Как и уходящие в неизвестность облака, мальчику нравилась дорога, зовущая и бесконечная. По ней кто-нибудь да проезжал, и пустота на время исчезала. Знакомый всадник прокрикивал что-нибудь приветливое, и приблизившись, непременно здоровался уважительно, зная, что Еламан – единственный мужчина в семье: «ассалам алейкум, Елеке!». В такие моменты мальчик чувствовал себя взрослым и сделав строгое лицо, отвечал серьёзно, как подобает: «алейкум ассалам, агай!». Но вслед улыбался и махал ладошкой.

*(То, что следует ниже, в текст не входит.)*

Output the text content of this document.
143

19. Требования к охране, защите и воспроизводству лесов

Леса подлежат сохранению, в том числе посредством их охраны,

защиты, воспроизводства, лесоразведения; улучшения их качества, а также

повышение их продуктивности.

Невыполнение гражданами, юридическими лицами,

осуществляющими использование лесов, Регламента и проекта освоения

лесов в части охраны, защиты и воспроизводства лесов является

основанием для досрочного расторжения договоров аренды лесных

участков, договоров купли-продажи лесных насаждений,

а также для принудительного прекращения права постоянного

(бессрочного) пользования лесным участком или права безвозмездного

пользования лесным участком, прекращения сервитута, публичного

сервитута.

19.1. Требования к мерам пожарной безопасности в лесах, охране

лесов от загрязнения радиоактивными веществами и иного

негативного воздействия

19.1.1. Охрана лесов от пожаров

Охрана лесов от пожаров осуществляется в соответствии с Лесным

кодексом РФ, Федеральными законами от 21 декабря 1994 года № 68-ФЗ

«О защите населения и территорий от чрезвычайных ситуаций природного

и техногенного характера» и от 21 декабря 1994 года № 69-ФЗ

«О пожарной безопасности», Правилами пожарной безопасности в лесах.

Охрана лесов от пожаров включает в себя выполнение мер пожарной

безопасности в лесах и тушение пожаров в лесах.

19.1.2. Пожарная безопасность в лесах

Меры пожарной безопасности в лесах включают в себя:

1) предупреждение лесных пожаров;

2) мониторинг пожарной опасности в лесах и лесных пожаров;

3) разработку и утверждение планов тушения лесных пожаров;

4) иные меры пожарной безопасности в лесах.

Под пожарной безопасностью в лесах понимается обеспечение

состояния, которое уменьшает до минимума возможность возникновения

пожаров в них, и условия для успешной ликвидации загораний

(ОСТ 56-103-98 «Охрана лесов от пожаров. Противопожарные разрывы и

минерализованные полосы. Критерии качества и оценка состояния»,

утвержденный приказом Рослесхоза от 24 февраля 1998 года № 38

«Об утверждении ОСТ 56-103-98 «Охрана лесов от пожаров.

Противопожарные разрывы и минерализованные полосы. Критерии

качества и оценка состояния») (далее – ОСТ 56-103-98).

Особенно радовался он встрече с добрым ишаком трудягой, тянувшим гружённую всякий раз телегу и нёсшим в глазах вселенскую грусть и древнюю степную печаль, прикрытую длинными прямыми ресницами. Хозяин, весёлый паренёк, останавливался и деловито интересовался жизнью. Отставший ослик догонял их, и они втроём ещё долго маячили в долине, то пропадая в поворотах, то появляясь вновь.
Больше всего он ждал машину. Иногда, не успевая, бежал к дороге, и тогда шофёр протяжно ему сигналил, мол, прокачу в следующий раз, сейчас не могу, тороплюсь. И мальчик с сожалением смотрел сквозь длинную пыль вслед машине, пытаясь не потерять её уменьшающийся силуэт, Еламану хотелось проехаться в кузове, подставляя лицо ветру и держась за передний борт. Он представлял себя пассажиром, едущим по важным делам, туда, за горы, в другой, загадочный мир. Но водитель не разрешал: маленький ты ещё, подрасти.
– Елам-а-а-а-н, иди домой, к вам гостья приеха-а-а-ла, – взволновал долину протяжный зов, который перекатился к холмам, прижался к склонам и затих.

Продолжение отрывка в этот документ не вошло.